Поначалу мы даже не понимаем, в чем заключается суть этих оценок героиней самой себя, своей - НЕСОСТОЯТЕЛЬНОСТИ в качестве мастерицы и хозяйки магазина одежды; и в чем, следовательно, - заключается НАМЕК, адресуемый посредством этих уничижительных самооценок собеседнику. До тех пор, пока он - сам, в своей собственной реплике не сформулирует того, понимания, осознания чего она от него добивается: "Тьфу пропасть! я вечно забываюсь И ДУМАЮ, ЧТО ТЫ ВОЛЬНАЯ!" Следовательно, можем догадываться мы, целью этих оценок и намеков является прощупывание героиней возможных путей к освобождению от ее крепостного состояния.
Но это - ее личное дело (и, возможно, - дело актрисы, которая будет воплощать ее образ на сцене). А дело драматурга - создание ФОРМЫ сценического диалога, совершенно равнодушной к этим вот сиюминутным пожеланиям и устремлениям персонажей. И создание этой формы, в данном, первом фрагменте первой сцены его пьесы идет путем нарастания и укрепления ОЦЕНОК собеседника, "принуждающего" героиню к ответам, в ее репликах. Путем превращения этих оценок из косвенных, опосредованных - в прямые, обращенные в открытую на ее собеседника и его поведение. Путем сгущения их, превращения во все более беспощадные, приближающиеся уже к ПРИГОВОРУ, то есть - от оценок отдельных его поступков - к оценке его как человека в целом.
Вплоть до того, что она, наконец, называет его ПОВЕСОЙ, и впрямь выносит ему приговор, вешает на него "ярлык":
"Маша. Вы, как я вижу, все тот же ПОВЕСА, каковы были и до походу".
И с этого момента, момента наивысшей отрицательной оценки, какую она может себе позволить, их роли меняются, теперь она сама превращается - в спрашивающую, в ПРИНУЖДАЮЩУЮ собеседника к ответам - рассказу о его жизни за все то время, когда они не виделись.
И в следующей же реплике персонажа звучит слово, имеющее ТЕРМИНОЛОГИЧЕСКОЕ значение по отношению к тому драматургическому повествованию, которое создает автор этой пьесы; потом этот ТЕРМИН повторится в тексте еще неоднократно, в нескольких своих синонимах:
"Лестов. О, нет, нет! Ты не поверишь, как меня в один год ПЕРЕВЕРНУЛО: я стал совсем иной человек".

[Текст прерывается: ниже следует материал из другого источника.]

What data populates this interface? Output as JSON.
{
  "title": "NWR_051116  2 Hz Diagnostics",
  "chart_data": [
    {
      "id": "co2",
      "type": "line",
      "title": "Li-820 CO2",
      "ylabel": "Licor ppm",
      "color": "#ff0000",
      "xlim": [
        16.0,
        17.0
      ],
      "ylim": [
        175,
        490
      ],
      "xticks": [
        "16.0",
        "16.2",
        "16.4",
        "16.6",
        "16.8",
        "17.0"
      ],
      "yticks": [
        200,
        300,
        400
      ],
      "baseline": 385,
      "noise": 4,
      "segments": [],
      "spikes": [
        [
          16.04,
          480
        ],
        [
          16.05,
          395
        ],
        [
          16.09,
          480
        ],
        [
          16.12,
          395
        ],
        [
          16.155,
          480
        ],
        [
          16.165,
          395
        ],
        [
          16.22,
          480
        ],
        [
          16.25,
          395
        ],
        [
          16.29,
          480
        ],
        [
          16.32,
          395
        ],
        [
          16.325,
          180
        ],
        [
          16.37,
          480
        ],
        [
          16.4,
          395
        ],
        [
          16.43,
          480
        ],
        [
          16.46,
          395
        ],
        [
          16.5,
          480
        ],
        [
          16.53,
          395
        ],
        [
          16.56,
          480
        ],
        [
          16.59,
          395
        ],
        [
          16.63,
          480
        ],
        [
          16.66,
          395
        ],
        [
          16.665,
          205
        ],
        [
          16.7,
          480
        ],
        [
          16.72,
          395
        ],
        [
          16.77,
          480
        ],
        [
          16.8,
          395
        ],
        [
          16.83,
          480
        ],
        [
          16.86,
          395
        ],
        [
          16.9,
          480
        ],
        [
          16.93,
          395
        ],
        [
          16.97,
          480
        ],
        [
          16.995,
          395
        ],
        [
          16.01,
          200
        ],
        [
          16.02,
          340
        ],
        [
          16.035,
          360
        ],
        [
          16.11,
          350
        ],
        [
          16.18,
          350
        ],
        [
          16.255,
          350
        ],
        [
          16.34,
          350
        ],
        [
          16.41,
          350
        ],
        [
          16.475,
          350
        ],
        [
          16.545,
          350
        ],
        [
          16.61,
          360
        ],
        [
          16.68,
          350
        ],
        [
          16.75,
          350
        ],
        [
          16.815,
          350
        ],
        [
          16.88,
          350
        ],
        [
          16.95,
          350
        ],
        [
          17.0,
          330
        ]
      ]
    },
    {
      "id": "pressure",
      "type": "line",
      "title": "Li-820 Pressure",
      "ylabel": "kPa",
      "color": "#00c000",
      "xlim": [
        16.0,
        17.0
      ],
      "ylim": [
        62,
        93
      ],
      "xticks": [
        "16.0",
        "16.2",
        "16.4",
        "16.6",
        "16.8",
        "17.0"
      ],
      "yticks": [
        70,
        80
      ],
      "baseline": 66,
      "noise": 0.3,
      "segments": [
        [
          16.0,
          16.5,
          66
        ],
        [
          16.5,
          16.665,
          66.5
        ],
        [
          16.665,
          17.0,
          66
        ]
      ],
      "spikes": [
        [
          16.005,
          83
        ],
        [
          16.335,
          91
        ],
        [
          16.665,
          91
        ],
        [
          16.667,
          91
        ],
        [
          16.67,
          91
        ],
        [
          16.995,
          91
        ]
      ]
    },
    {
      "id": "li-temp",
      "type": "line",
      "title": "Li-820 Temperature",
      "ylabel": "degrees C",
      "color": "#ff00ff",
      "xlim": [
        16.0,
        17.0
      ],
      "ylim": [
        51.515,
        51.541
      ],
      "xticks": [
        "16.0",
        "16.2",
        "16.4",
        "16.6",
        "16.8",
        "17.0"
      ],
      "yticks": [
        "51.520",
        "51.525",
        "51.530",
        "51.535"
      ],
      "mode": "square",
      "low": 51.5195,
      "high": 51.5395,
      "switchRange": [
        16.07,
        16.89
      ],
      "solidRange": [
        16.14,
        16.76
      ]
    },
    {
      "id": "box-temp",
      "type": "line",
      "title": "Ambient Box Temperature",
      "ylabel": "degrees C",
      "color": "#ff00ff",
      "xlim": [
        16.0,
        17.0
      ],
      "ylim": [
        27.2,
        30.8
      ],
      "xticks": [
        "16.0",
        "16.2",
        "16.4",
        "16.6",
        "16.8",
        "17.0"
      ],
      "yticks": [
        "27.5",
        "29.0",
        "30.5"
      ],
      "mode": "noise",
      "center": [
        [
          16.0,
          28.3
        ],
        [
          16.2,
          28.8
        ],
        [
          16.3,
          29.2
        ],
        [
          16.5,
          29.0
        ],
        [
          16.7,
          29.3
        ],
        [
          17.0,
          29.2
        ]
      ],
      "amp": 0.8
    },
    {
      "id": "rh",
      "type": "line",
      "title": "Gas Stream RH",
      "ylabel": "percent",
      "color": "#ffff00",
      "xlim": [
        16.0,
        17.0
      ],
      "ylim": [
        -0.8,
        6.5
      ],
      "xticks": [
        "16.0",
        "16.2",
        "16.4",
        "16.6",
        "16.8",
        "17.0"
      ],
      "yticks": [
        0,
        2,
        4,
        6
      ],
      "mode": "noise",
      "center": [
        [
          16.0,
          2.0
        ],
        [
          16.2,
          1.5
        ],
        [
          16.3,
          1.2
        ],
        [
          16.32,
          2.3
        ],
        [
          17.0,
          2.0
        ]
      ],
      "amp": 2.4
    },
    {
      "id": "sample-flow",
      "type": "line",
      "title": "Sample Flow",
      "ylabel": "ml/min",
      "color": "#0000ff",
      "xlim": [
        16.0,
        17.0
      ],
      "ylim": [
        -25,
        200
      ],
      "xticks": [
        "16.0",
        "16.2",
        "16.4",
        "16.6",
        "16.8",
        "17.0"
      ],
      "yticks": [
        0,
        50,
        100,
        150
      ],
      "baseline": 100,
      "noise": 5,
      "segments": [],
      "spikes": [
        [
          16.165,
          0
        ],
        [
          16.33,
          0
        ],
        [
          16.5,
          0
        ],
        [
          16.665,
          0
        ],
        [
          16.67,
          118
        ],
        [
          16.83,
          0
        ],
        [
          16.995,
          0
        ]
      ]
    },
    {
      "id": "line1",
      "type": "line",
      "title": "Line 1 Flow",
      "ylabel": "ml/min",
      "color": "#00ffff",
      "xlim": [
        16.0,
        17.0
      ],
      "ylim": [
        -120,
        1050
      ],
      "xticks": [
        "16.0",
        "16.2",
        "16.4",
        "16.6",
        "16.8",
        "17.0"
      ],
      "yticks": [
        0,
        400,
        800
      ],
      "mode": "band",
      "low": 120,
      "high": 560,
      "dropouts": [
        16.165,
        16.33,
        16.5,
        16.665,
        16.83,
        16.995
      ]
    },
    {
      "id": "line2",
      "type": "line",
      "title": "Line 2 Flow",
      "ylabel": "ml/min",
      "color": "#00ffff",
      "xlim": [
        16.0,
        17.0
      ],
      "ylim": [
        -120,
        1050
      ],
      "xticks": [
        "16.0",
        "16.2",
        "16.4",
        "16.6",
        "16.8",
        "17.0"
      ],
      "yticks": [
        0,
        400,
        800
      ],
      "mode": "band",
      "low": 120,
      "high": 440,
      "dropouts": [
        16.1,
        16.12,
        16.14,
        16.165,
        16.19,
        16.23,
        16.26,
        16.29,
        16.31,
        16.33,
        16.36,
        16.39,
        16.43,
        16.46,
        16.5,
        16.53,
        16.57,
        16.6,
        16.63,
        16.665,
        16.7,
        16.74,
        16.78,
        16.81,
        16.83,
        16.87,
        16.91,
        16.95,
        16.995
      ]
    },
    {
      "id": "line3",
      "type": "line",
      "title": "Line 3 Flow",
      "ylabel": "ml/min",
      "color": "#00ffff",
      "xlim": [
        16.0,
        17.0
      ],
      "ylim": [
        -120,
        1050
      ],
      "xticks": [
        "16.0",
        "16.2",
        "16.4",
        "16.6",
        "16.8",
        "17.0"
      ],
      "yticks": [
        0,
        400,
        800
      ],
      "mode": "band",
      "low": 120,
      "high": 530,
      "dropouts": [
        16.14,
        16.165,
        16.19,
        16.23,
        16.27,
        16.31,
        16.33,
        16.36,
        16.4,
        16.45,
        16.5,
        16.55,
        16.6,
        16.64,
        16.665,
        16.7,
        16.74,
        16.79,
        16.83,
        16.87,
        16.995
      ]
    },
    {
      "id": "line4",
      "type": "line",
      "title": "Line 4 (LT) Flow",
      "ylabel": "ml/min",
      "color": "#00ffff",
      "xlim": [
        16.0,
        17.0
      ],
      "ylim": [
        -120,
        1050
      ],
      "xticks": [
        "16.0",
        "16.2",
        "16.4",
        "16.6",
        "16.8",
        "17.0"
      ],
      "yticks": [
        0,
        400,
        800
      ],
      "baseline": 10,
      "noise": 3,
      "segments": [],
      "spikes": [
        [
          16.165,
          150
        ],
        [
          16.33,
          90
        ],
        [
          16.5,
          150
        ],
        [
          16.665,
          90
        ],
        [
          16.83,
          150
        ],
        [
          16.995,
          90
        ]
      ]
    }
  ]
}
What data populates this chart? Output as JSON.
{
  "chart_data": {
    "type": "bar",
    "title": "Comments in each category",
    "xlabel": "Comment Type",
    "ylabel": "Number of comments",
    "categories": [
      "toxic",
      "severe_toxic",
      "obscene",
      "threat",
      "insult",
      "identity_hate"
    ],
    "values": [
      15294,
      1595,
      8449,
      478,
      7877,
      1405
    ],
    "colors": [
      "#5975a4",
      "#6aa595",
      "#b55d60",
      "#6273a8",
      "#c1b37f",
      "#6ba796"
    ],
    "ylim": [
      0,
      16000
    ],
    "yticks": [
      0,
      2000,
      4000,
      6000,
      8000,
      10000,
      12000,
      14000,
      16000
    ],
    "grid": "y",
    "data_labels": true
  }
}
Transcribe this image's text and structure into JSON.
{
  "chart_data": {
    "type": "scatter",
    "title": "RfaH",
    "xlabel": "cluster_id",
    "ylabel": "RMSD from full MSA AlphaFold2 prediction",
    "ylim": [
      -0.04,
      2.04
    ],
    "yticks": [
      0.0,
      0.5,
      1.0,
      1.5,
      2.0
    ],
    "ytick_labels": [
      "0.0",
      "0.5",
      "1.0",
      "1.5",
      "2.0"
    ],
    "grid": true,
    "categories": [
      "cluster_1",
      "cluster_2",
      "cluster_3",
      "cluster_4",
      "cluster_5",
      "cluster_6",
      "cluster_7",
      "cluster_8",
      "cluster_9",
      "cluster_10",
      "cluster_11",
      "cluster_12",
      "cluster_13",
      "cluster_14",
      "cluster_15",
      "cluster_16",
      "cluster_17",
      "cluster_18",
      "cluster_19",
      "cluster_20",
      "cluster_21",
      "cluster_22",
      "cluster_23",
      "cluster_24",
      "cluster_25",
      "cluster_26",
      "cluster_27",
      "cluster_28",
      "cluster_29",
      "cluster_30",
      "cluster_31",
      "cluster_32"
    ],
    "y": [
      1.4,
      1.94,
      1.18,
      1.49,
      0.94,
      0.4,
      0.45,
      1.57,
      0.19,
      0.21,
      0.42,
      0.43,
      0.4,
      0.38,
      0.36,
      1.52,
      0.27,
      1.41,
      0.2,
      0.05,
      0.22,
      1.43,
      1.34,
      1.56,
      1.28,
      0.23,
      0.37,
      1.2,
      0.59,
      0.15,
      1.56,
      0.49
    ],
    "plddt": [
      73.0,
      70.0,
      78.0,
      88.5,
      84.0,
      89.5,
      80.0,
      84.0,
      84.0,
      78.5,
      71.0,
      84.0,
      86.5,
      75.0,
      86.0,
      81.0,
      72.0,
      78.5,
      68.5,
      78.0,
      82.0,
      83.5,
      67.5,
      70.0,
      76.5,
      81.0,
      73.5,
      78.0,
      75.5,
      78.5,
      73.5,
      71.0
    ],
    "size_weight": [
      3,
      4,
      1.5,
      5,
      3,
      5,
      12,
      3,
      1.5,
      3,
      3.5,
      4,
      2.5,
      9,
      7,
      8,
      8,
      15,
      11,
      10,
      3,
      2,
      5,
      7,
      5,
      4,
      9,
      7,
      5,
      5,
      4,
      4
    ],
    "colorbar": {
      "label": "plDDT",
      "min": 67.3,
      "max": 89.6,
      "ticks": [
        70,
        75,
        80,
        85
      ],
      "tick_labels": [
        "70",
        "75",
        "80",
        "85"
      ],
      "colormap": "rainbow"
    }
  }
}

И, собственно говоря, из таких вот ПЕРЕВОРАЧИВАНИЙ - и состоит вся форма этой пьесы. В данном случае - мы имеем дело с первым из НАИБОЛЕЕ ЗАМЕТНЫХ таких "переворачиваний"; то, что мы раньше говорили о нарастании оценок, оценочности в речи героини - по сути дела, и было не чем иным, как СЕРИЕЙ таких же точно, с формальной точки зрения, "переворачиваний", только мелких, труднее уловимых для читательского внимания, - которые и позволяли сценическому диалогу избежать механического характера, монотонности ("Чаще ПЕРЕВОРАЧИВАЙ стиль" - одна из заповедей французского классицизма!).
Можно сказать, что и вообще ВСЯ ИНТРИГА ЭТОЙ ПЬЕСЫ - является не чем иным, как одним БОЛЬШИМ, объединяющим весь текст этой пьесы ПЕРЕВОРАЧИВАНИЕМ: вот именно от такого состояния, когда реплики общающихся персонажей оказываются неуспешными в своей адресованности собеседнику, то есть как бы непроизнесенными, до такого - когда создается атмосфера, стихия НАИБОЛЬШЕГО БЛАГОПРИЯТСТВОВАНИЯ к успеху адресации реплик персонажей другу другу; атмосфера активного, заинтересованного общения между ними.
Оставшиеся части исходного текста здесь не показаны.